SELECT a.event_date,a.account_id,a.env,a.cluster_label,sum(qcu) as qcu,
sum(estimated_vm_cost) as `cost($)`
from(select event_date, account_id, cluster_id, env,explode(cluster_labels) as
cluster_label
from <schema_name>.clusters_metadata_daily
where event_date >='2019-12-15'
and event_date <='2019-12-20'
and env = 'us') a
join (select *
from <schema_name>.cluster_node_usage_daily
where event_date >='2019-12-15'
and event_date <='2019-12-20'
and env = 'us' ) b on a.event_date = b.event_date and a.env = b.env
and a.cluster_id = b.cluster_id
group by a.event_date,a.account_id,a.env,a.cluster_label;

Use the following query to understand the daily cost at the cloud_tag level:

SELECT a.event_date,a.account_id,a.env,a.cloud_tags,sum(qcu) as qcu,
sum(estimated_vm_cost) as `cost($)`
from(select event_date, account_id, cluster_id, env,concat_ws(':',key,value) as cloud_tags
from(select event_date, account_id, cluster_id, env,explode(cloud_tags)
from <schema_name>.clusters_metadata_daily
where event_date >='2019-12-15'
and event_date <='2019-12-20'
and env = 'us') t ) a
join (select *
from <schema_name>.cluster_node_usage_daily
where event_date >='2019-12-15'
and event_date <='2019-12-20'
and env = 'us' ) b on a.event_date = b.event_date and a.env = b.env and
a.cluster_id = b.cluster_id
group by a.event_date,a.account_id,a.env,a.cloud_tags;

command_usage

For more information, see the Data Dictionary.

This table stores the command level usage metrics and provides cost information for users and jobs. For each command, Qubole attributes vcore-seconds, QCU, and estimated cost ($) in the command run. In general, there is only one record per command.

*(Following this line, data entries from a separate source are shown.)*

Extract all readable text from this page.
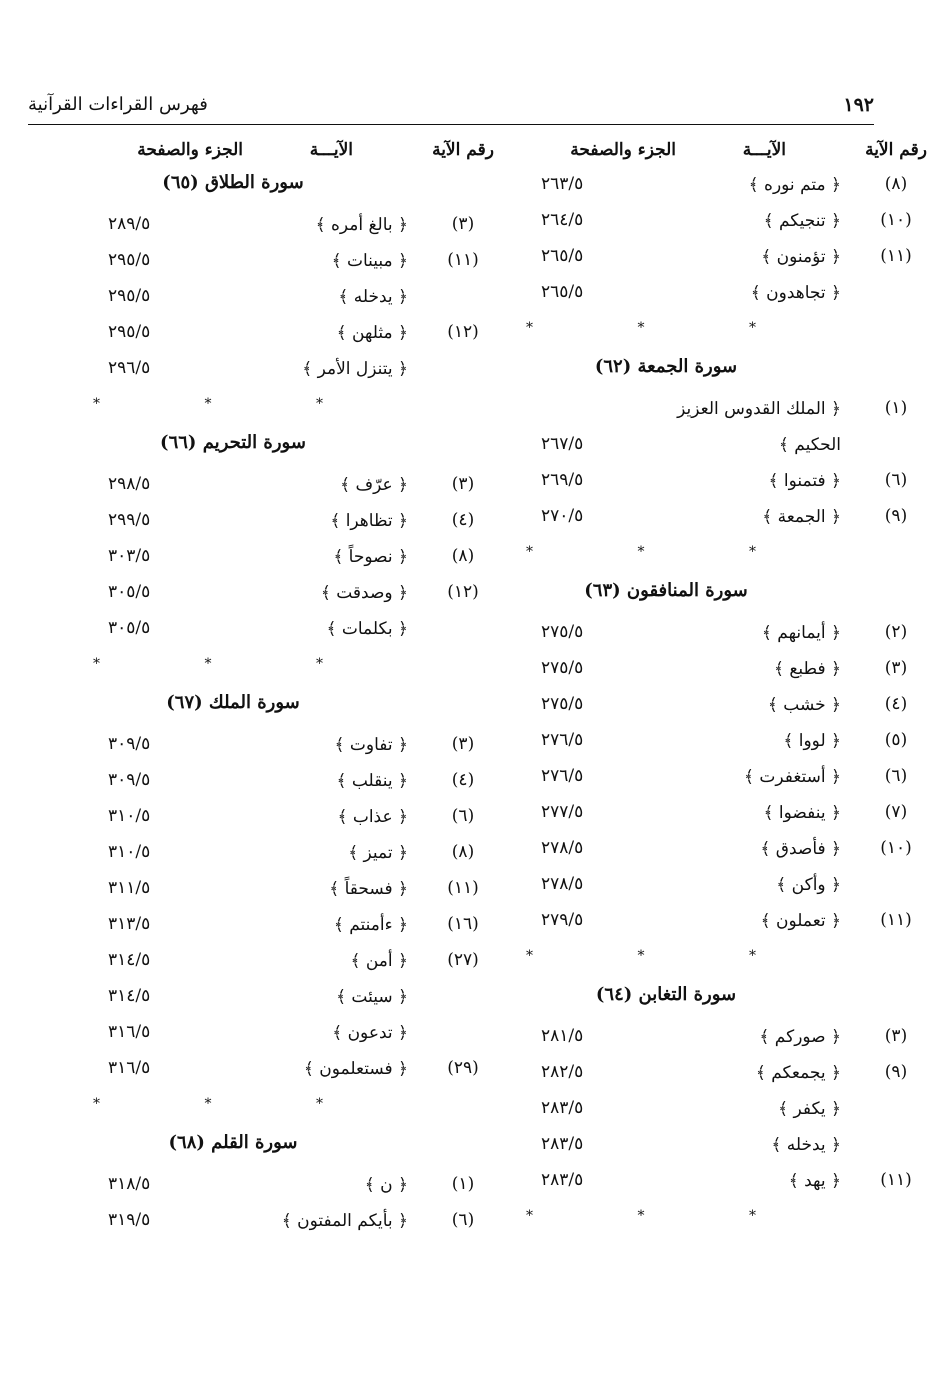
١٩٢
فهرس القراءات القرآنية
رقم الآية
الآيـــة
الجزء والصفحة
(٨)
﴿ متم نوره ﴾
٢٦٣/٥
(١٠)
﴿ تنجيكم ﴾
٢٦٤/٥
(١١)
﴿ تؤمنون ﴾
٢٦٥/٥
﴿ تجاهدون ﴾
٢٦٥/٥
* * *
سورة الجمعة (٦٢)
(١)
﴿ الملك القدوس العزيز
الحكيم ﴾
٢٦٧/٥
(٦)
﴿ فتمنوا ﴾
٢٦٩/٥
(٩)
﴿ الجمعة ﴾
٢٧٠/٥
* * *
سورة المنافقون (٦٣)
(٢)
﴿ أيمانهم ﴾
٢٧٥/٥
(٣)
﴿ فطبع ﴾
٢٧٥/٥
(٤)
﴿ خشب ﴾
٢٧٥/٥
(٥)
﴿ لووا ﴾
٢٧٦/٥
(٦)
﴿ أستغفرت ﴾
٢٧٦/٥
(٧)
﴿ ينفضوا ﴾
٢٧٧/٥
(١٠)
﴿ فأصدق ﴾
٢٧٨/٥
﴿ وأكن ﴾
٢٧٨/٥
(١١)
﴿ تعملون ﴾
٢٧٩/٥
* * *
سورة التغابن (٦٤)
(٣)
﴿ صوركم ﴾
٢٨١/٥
(٩)
﴿ يجمعكم ﴾
٢٨٢/٥
﴿ يكفر ﴾
٢٨٣/٥
﴿ يدخله ﴾
٢٨٣/٥
(١١)
﴿ يهد ﴾
٢٨٣/٥
* * *
رقم الآية
الآيـــة
الجزء والصفحة
سورة الطلاق (٦٥)
(٣)
﴿ بالغ أمره ﴾
٢٨٩/٥
(١١)
﴿ مبينات ﴾
٢٩٥/٥
﴿ يدخله ﴾
٢٩٥/٥
(١٢)
﴿ مثلهن ﴾
٢٩٥/٥
﴿ يتنزل الأمر ﴾
٢٩٦/٥
* * *
سورة التحريم (٦٦)
(٣)
﴿ عرّف ﴾
٢٩٨/٥
(٤)
﴿ تظاهرا ﴾
٢٩٩/٥
(٨)
﴿ نصوحاً ﴾
٣٠٣/٥
(١٢)
﴿ وصدقت ﴾
٣٠٥/٥
﴿ بكلمات ﴾
٣٠٥/٥
* * *
سورة الملك (٦٧)
(٣)
﴿ تفاوت ﴾
٣٠٩/٥
(٤)
﴿ ينقلب ﴾
٣٠٩/٥
(٦)
﴿ عذاب ﴾
٣١٠/٥
(٨)
﴿ تميز ﴾
٣١٠/٥
(١١)
﴿ فسحقاً ﴾
٣١١/٥
(١٦)
﴿ ءأمنتم ﴾
٣١٣/٥
(٢٧)
﴿ أمن ﴾
٣١٤/٥
﴿ سيئت ﴾
٣١٤/٥
﴿ تدعون ﴾
٣١٦/٥
(٢٩)
﴿ فستعلمون ﴾
٣١٦/٥
* * *
سورة القلم (٦٨)
(١)
﴿ ن ﴾
٣١٨/٥
(٦)
﴿ بأيكم المفتون ﴾
٣١٩/٥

For workflow command types or commands with multiple statements, there can be multiple sub-commands triggered internally. In such cases, there are multiple records in the table for the same command_id but the engine_identifier is different for each sub-command. The number of records for that command_id are the same as the number of associated sub-commands. Usage metrics and status in these cases correspond to each sub-command. To find command level usage, metrics must be aggregated across all the records of that command_id.

Parameter Detail
command_id Qubole generated command identifier. This is null i) for commands that are directly submitted to clusters or ii) if Qubole is unable to attribute usage of a cluster to a particular command.
engine_identifier
  • If the engine type is Tez/MR/Spark, it is the Yarn application_id (identifier generated by the Yarn application).
  • If the engine type is Presto or the query is of type DDL, it is the engine_id (identifier generated by the engine).
  • It is Null if Qubole is unable to attribute the usage of a cluster to any command.

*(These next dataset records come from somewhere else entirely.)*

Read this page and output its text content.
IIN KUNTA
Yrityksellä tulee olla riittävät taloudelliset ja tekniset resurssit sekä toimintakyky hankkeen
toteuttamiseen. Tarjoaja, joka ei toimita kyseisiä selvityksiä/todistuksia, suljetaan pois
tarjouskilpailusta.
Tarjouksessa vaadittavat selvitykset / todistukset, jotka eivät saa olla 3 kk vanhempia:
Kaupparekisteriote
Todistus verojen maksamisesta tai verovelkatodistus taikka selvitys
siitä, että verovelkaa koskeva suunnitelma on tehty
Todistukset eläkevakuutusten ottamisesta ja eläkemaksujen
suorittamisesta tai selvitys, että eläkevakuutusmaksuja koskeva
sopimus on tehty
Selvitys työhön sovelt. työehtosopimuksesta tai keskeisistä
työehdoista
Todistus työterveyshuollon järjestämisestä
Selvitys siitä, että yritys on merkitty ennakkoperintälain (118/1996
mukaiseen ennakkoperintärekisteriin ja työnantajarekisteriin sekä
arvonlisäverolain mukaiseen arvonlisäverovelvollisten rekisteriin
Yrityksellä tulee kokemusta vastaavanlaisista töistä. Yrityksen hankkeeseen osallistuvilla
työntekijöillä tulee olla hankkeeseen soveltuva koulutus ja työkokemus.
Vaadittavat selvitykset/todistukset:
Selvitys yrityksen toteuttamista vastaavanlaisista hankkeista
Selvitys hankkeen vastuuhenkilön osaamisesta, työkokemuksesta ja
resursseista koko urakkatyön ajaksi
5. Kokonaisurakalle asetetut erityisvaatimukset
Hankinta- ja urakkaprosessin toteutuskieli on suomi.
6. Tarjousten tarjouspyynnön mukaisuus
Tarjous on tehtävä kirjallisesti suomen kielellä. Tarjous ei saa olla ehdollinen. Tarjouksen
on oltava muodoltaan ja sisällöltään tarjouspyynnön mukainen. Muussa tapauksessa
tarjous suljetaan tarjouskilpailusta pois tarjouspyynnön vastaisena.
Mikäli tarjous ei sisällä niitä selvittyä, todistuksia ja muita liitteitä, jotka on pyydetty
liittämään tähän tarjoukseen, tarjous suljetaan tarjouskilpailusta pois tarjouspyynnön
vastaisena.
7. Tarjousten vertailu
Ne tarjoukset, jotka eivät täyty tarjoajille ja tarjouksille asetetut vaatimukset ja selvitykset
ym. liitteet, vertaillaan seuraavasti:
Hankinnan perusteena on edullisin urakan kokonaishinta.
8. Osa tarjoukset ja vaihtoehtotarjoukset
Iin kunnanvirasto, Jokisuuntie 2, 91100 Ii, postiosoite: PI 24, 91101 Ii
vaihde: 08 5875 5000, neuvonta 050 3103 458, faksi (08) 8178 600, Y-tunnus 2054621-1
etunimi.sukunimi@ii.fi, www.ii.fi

When Qubole can attribute usage of a cluster instance to a command, records are available for that day with both the command_id and the engine_identifier having null values. The user_identifier in such cases is idle.

The possible reasons for not being able to attribute usage to a particular command are:

  • An unsupported cluster version as the cluster has not been restarted for a while
  • Unsupported custom packages on the cluster
  • Data collection has been disabled (for Qubole)

Note

For commands running across days, the command record is created on the day the command ended.

As this table contains all the required metrics of a given command, you can use it as a substitute for the All Commands report.